IDEC SPORT est ralenti ce matin. C’est normal. L’équipage de Francis Joyon s’attaque déjà aux prémices du célèbre Pot au noir. L’équateur est à 350 milles. Après seulement quatre jours de mer…

IDEC SPORT navigue ce matin au beau milieu de nulle part, en plein Atlantique. Sur son bâbord, la Sierra Leone est à 900 milles. Sur son tribord, le Brésil est à 1500 milles. Traduit en langage terrien : à gauche les premières terres du continent africain sont à plus de 1600 kilomètres, à droite celles de l’Amérique du Sud à près de 2800. Au dessus des abysses (5000 mètres de fond sous les coques, pas le moment d’ échapper sa gourmette) Francis Joyon et ses hommes entrent dans la zone de convergence intertropicale. Les météorologues l’appellent ZCIT. Les marins, gens de lettres, préfèrent l’expression plus fleurie de Pot au noir et tous les jeux de mots approximatifs qui vont avec de la fortune du Pot à pas de Pot, peu de Pot… on en passe et des meilleurs.

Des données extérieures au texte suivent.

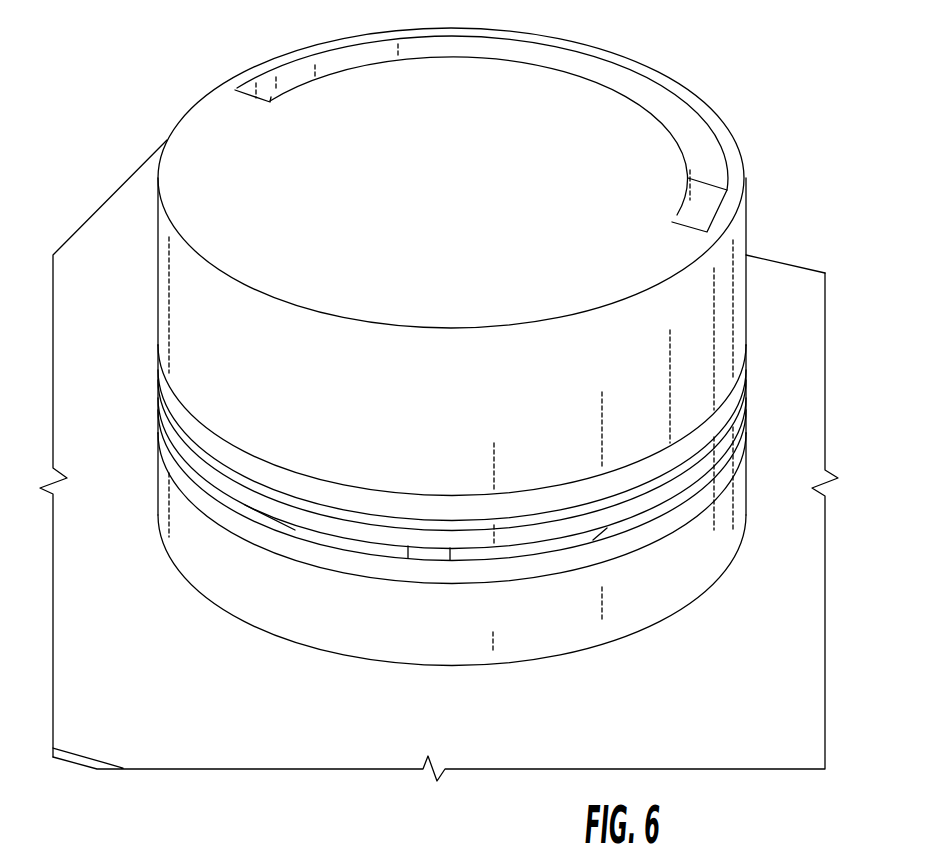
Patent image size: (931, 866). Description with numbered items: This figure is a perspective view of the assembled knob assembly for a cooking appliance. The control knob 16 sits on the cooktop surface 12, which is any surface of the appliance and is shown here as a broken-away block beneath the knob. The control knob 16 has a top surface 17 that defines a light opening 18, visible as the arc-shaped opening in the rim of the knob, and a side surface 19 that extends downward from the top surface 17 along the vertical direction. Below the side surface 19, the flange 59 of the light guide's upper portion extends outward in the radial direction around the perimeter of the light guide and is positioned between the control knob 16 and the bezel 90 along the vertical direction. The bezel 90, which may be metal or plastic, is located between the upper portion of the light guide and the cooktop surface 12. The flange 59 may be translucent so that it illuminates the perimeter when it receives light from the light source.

The cooktop surface 12 is at (696, 714).
The control knob 16 is at (748, 266).
The top surface 17 is at (424, 184).
The light opening 18 is at (613, 78).
The side surface 19 is at (426, 416).
The flange 59 is at (197, 447).
The bezel 90 is at (424, 640).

First aerial images of IDEC SPORT maxi trimaran, skipper Francis Joyon and his crew, training off Belle-Ile, Brittany, on october 19, 2015 - Photo Jean Marie Liot / DPPI / IDEC

Concentration maximale à la barre et aux réglages

Bref. Tout cela n’est pas si anecdotique. Car le Pot au noir est avant tout zone d’incertitude. Pour résumer, c’est là que s’affrontent les systèmes météo des deux hémisphères. Ce qu’on y trouve est rarement réjouissant, toujours incertain. En clair alternance de grains, de soleil et de pluies diluviennes, gros nuages noirs, chaleurs tropicales et surtout… zones avec vent et zones de pétole molle. En course en flotte, on peut très bien y rester encalminé pendant qu’un concurrent pourtant tout proche file à grande vitesse. Voilà pourquoi Bernard Stamm – qui collectionne les tours du monde comme on enfile des perles – dit de lui « de toute la planète, c’est la zone que je redoute le plus ».

240 milles d’avance

Rien n’est sûr dans ce magma météo si ce n’est qu’on a envie d’en sortir le plus vite possible. Le but du jeu (n’oublions jamais que c’est un jeu !)  est de tenter de traverser le Pot à l’endroit où il est le moins épais autour de l’équateur. Voilà pourquoi IDEC SPORT est ce matin par 27° ouest, le point de passage le moins pénalisant se situant statistiquement entre cette longitude et 30° ouest. Voilà pourquoi IDEC SPORT est ralenti depuis 4h30 heure française ce jeudi, progressant autour de 20 nœuds contre des moyennes de folie sur les dernières 48 heures, à 32 nœuds et plus.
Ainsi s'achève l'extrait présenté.